2) No pastors, Lutheran or otherwise, can preach in United Methodist churches who do not practice and uphold the moral, ethical, and belief standards of the United Methodist Church. This means that even though we are in full communion with ELCA Lutherans, no practicing homosexual Lutheran pastors can serve in United Methodist churches. This has been re-affirmed by Bishop Gregory Palmer, president of the United Methodist Council of Bishops, who issued a statement after numerous persons asked the question about whether United Methodist congregations would have to accept practicing homosexual Lutheran pastors.

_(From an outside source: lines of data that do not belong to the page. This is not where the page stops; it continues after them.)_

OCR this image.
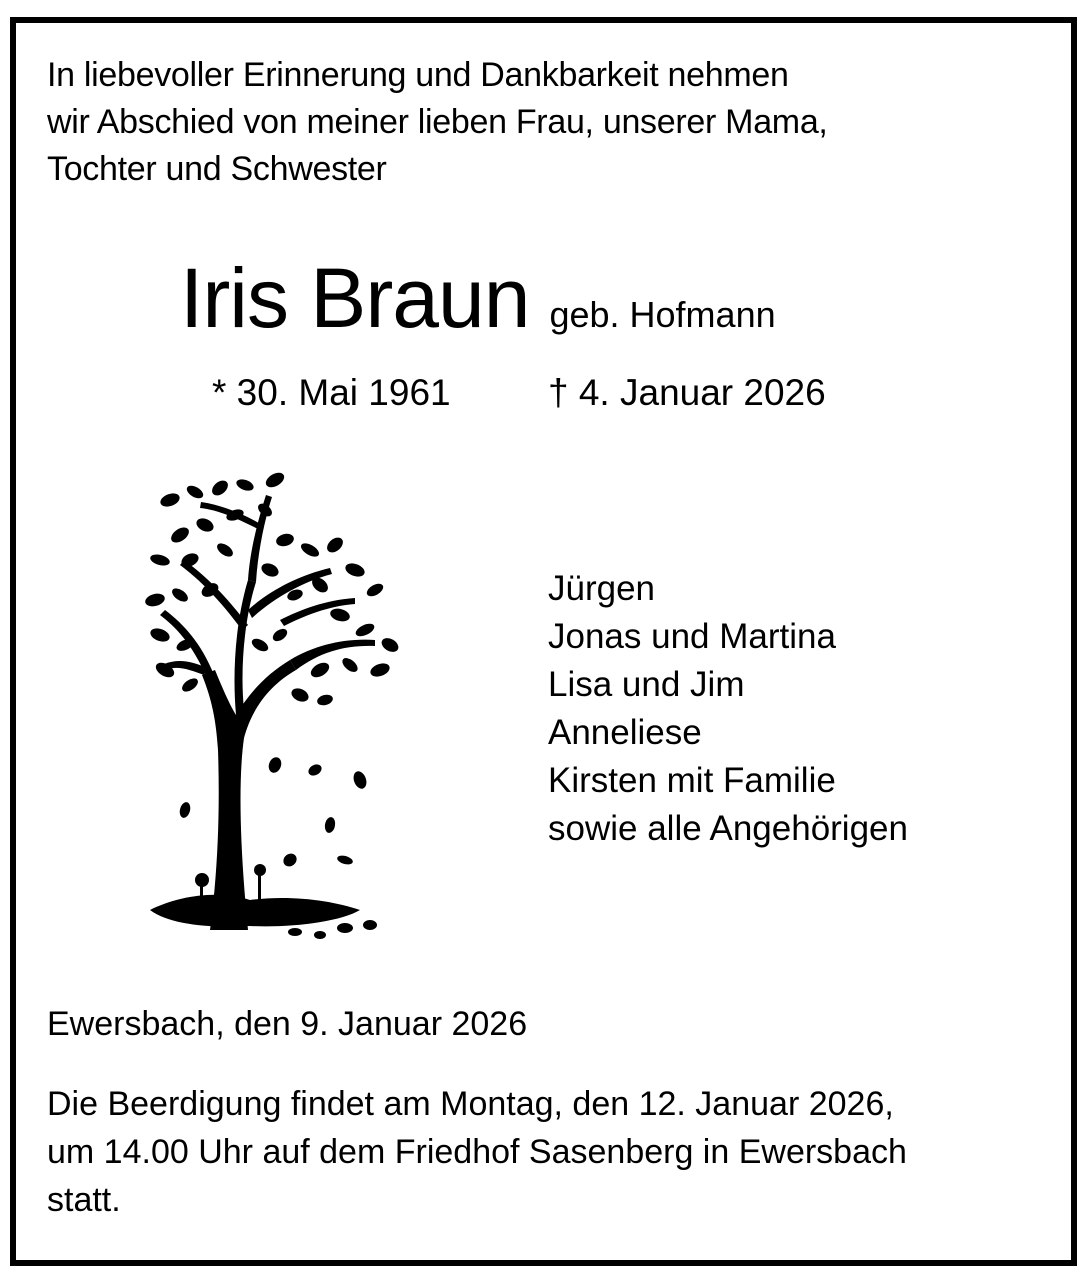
In liebevoller Erinnerung und Dankbarkeit nehmen
wir Abschied von meiner lieben Frau, unserer Mama,
Tochter und Schwester
Iris Braun geb. Hofmann
* 30. Mai 1961	† 4. Januar 2026
Jürgen
Jonas und Martina
Lisa und Jim
Anneliese
Kirsten mit Familie
sowie alle Angehörigen
Ewersbach, den 9. Januar 2026
Die Beerdigung findet am Montag, den 12. Januar 2026,
um 14.00 Uhr auf dem Friedhof Sasenberg in Ewersbach
statt.
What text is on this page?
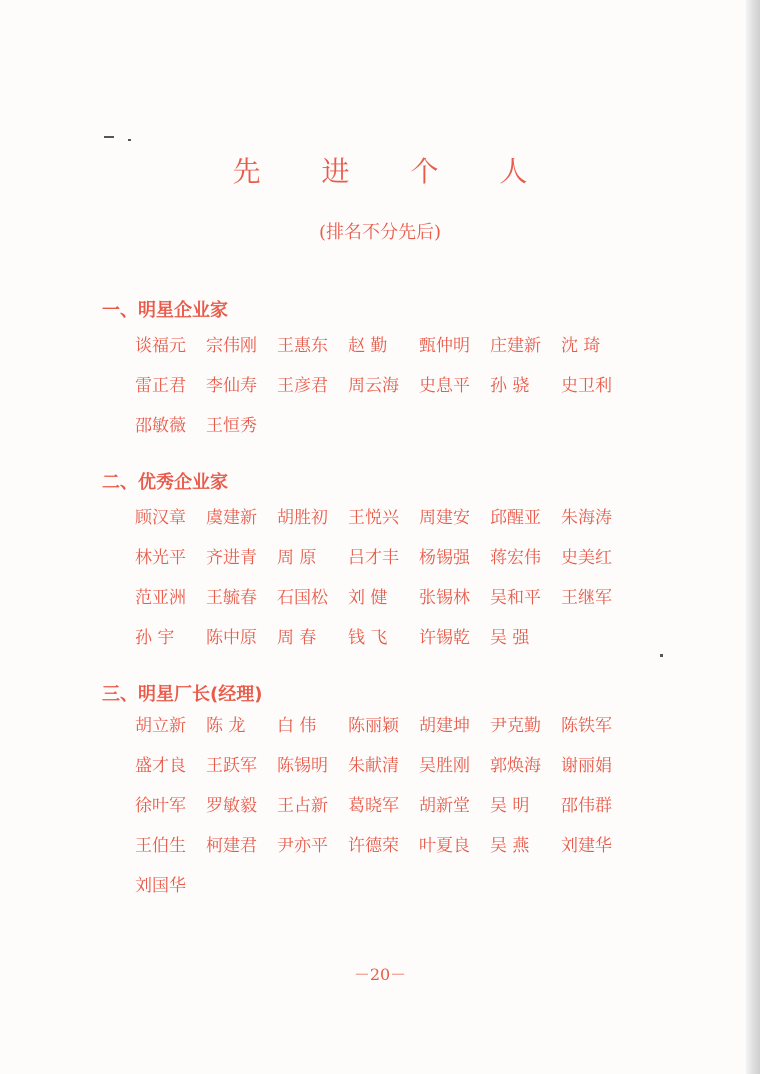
先 进 个 人
(排名不分先后)
一、明星企业家
谈福元	宗伟刚	王惠东	赵 勤	甄仲明	庄建新	沈 琦
雷正君	李仙寿	王彦君	周云海	史息平	孙 骁	史卫利
邵敏薇	王恒秀
二、优秀企业家
顾汉章	虞建新	胡胜初	王悦兴	周建安	邱醒亚	朱海涛
林光平	齐进青	周 原	吕才丰	杨锡强	蒋宏伟	史美红
范亚洲	王毓春	石国松	刘 健	张锡林	吴和平	王继军
孙 宇	陈中原	周 春	钱 飞	许锡乾	吴 强
三、明星厂长(经理)
胡立新	陈 龙	白 伟	陈丽颖	胡建坤	尹克勤	陈铁军
盛才良	王跃军	陈锡明	朱献清	吴胜刚	郭焕海	谢丽娟
徐叶军	罗敏毅	王占新	葛晓军	胡新堂	吴 明	邵伟群
王伯生	柯建君	尹亦平	许德荣	叶夏良	吴 燕	刘建华
刘国华
－20－
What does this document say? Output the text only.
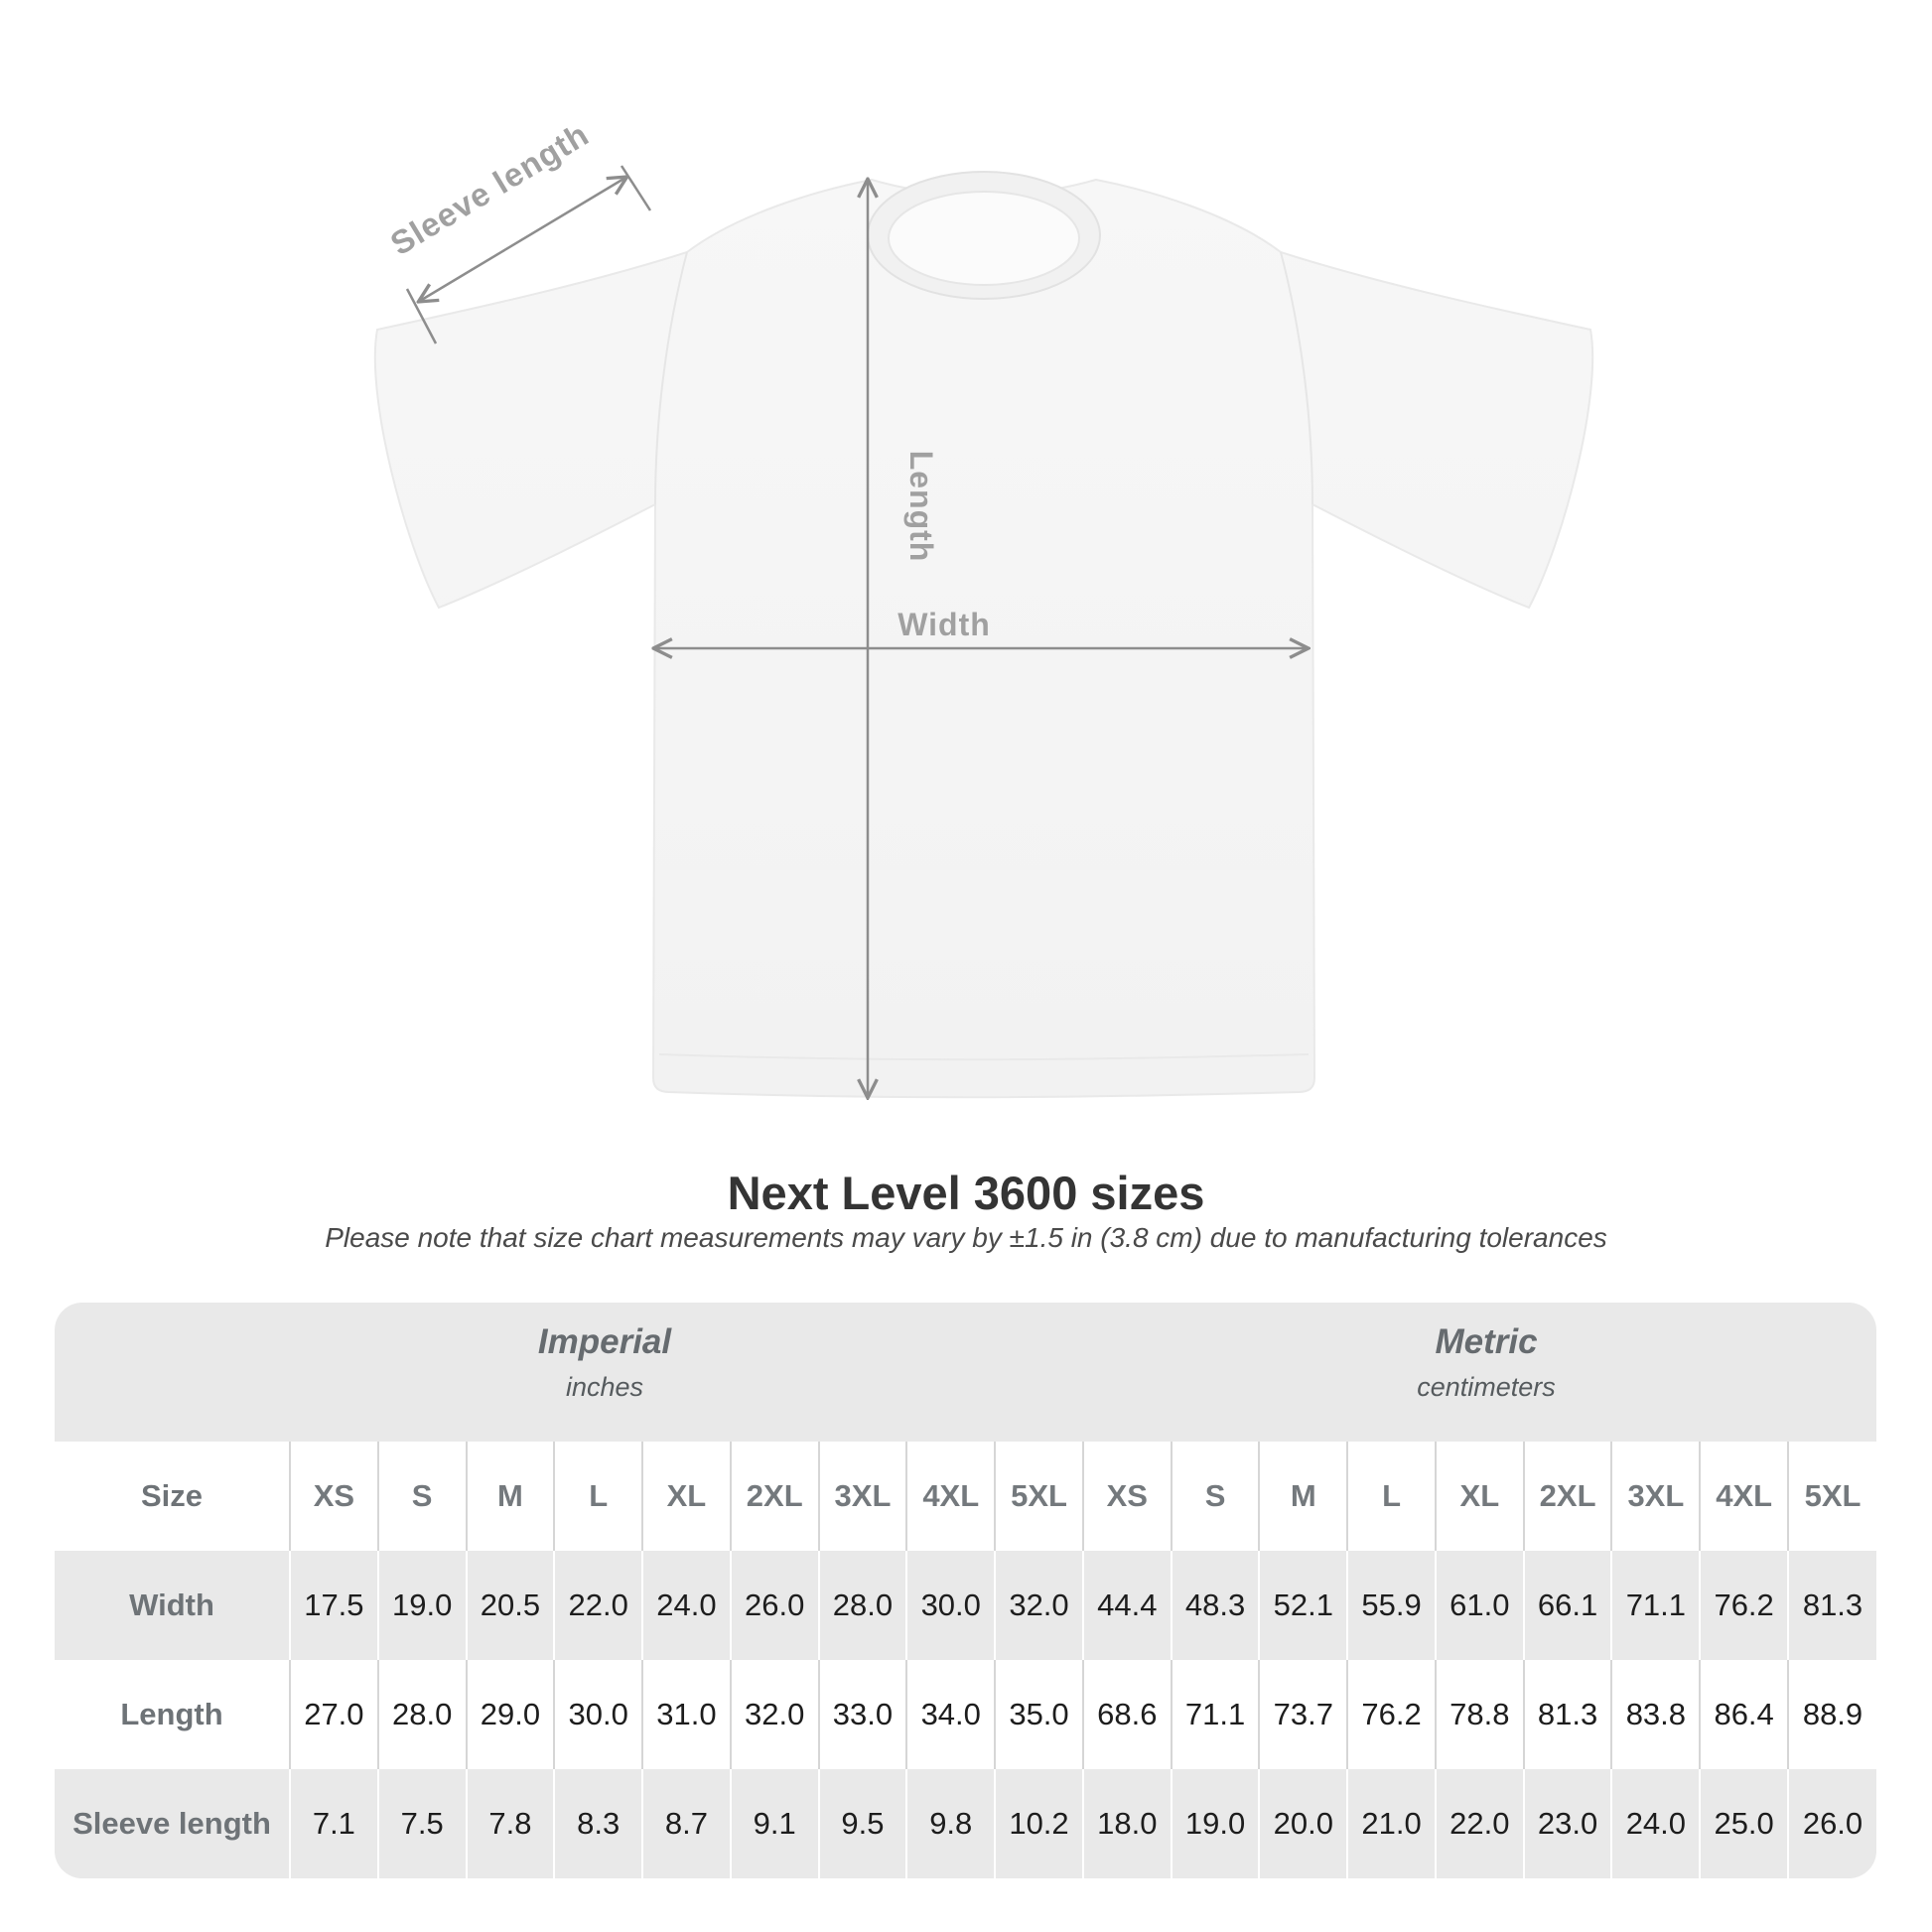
Sleeve length
Length
Width
Next Level 3600 sizes
Please note that size chart measurements may vary by ±1.5 in (3.8 cm) due to manufacturing tolerances
Imperial
inches
Metric
centimeters
Size	XS	S	M	L	XL	2XL	3XL	4XL	5XL	XS	S	M	L	XL	2XL	3XL	4XL	5XL
Width	17.5	19.0	20.5	22.0	24.0	26.0	28.0	30.0	32.0	44.4	48.3	52.1	55.9	61.0	66.1	71.1	76.2	81.3
Length	27.0	28.0	29.0	30.0	31.0	32.0	33.0	34.0	35.0	68.6	71.1	73.7	76.2	78.8	81.3	83.8	86.4	88.9
Sleeve length	7.1	7.5	7.8	8.3	8.7	9.1	9.5	9.8	10.2	18.0	19.0	20.0	21.0	22.0	23.0	24.0	25.0	26.0
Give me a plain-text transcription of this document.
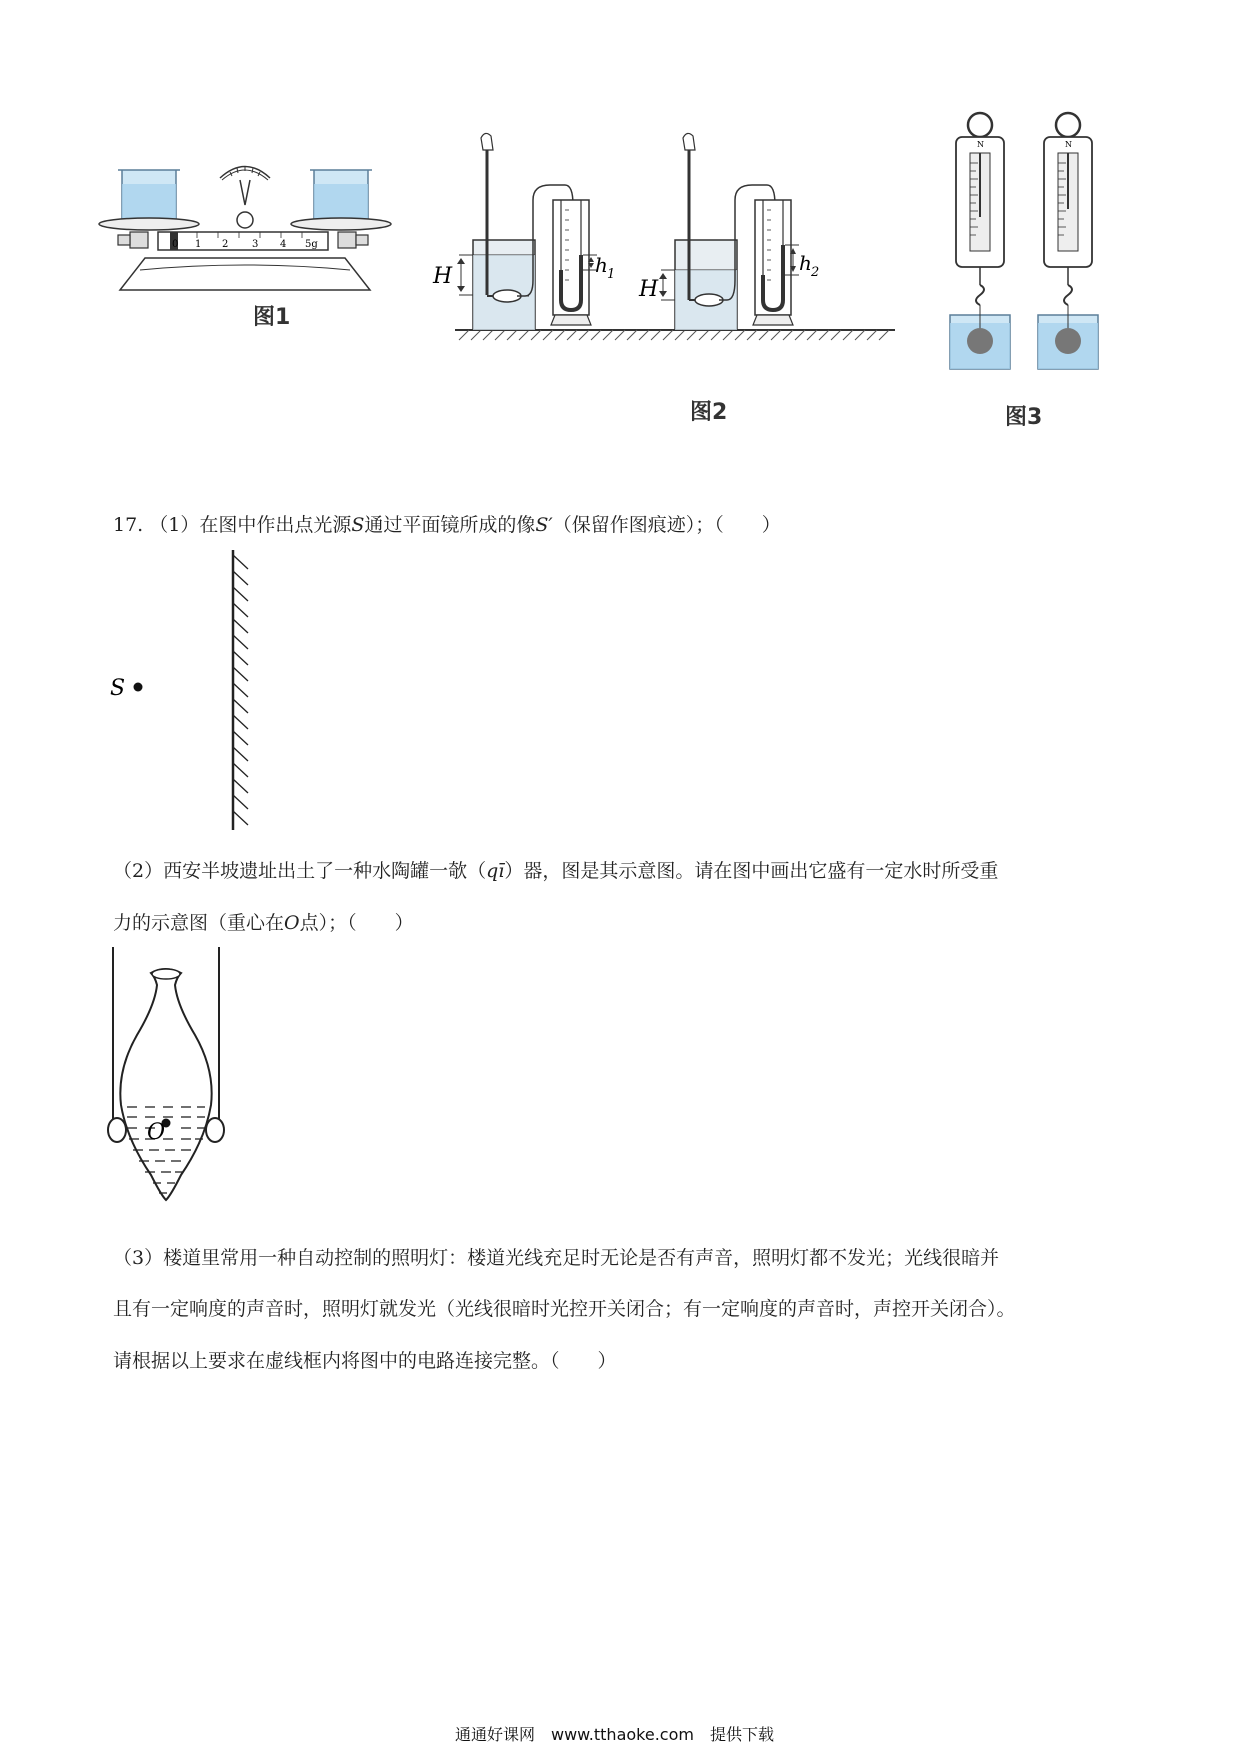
0 1 2 3 4 5g
图1
H	h 1
H
h 2
图2
N	N
图3
17. （1）在图中作出点光源S通过平面镜所成的像S′（保留作图痕迹）；（　　）
S
（2）西安半坡遗址出土了一种水陶罐一欹（qī）器，图是其示意图。请在图中画出它盛有一定水时所受重
力的示意图（重心在O点）；（　　）
O
（3）楼道里常用一种自动控制的照明灯：楼道光线充足时无论是否有声音，照明灯都不发光；光线很暗并
且有一定响度的声音时，照明灯就发光（光线很暗时光控开关闭合；有一定响度的声音时，声控开关闭合）。
请根据以上要求在虚线框内将图中的电路连接完整。（　　）
通通好课网　www.tthaoke.com　提供下载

3) It is good to understand what the Lutherans approved and what they did not approve. Under the change, Lutheran congregations will be allowed to hire homosexuals in committed relationships as clergy. Before, gays and lesbians had to remain celibate to serve as pastors. The Lutherans are not on record as affirming homosexuality as a gift of God, nor are they, at least at this time, supporting gay marriage. The decision of the denomination, though discouraging to most of us who had hoped for more from the ELCA Lutherans, is still not as extreme as the positions taken by the United Church of Christ and by the Episcopal Church (USA).
4) What is the meaning of the “mutual recognition” between ELCA Lutherans and United Methodists? The “recognition” is in no way a merger. It means both groups are “open to receiving and accepting and acknowledging each other’s ministries.” The churches recognize the authenticity of each other’s baptism and eucharist and recognize that each church has “the one, holy, catholic, and apostolic faith” expressed in the Scriptures and confessed in historic creeds and the core teachings of each denomination.
The United Methodist Church approved the “recognition” at its General
Conference in Fort Worth in April, 2008.
5) While many of us are unhappy with the action of the denomination, there is no reason why we cannot work with, affirm, and uphold our Lutheran brothers and sisters on local levels. Lutherans can teach us much. Their churches are in many respects more acquainted with and grounded in the historic creeds than United Methodists. Many local churches and individuals are unhappy with what the Minneapolis Assembly has done. These people need our support and prayers.
The fall-out and implications of both the vote to accept homosexual clergy and full communion with United Methodists are yet to be seen. This is a developing story and relationship that warrants our steadfast attention.
Riley B. Case is a retired member of the North Indiana Conference, assistant executive director of The Confessing Movement, and a member of the Good News Board of Directors. He is also the author of Evangelical and Methodist: A Popular History (Abingdon).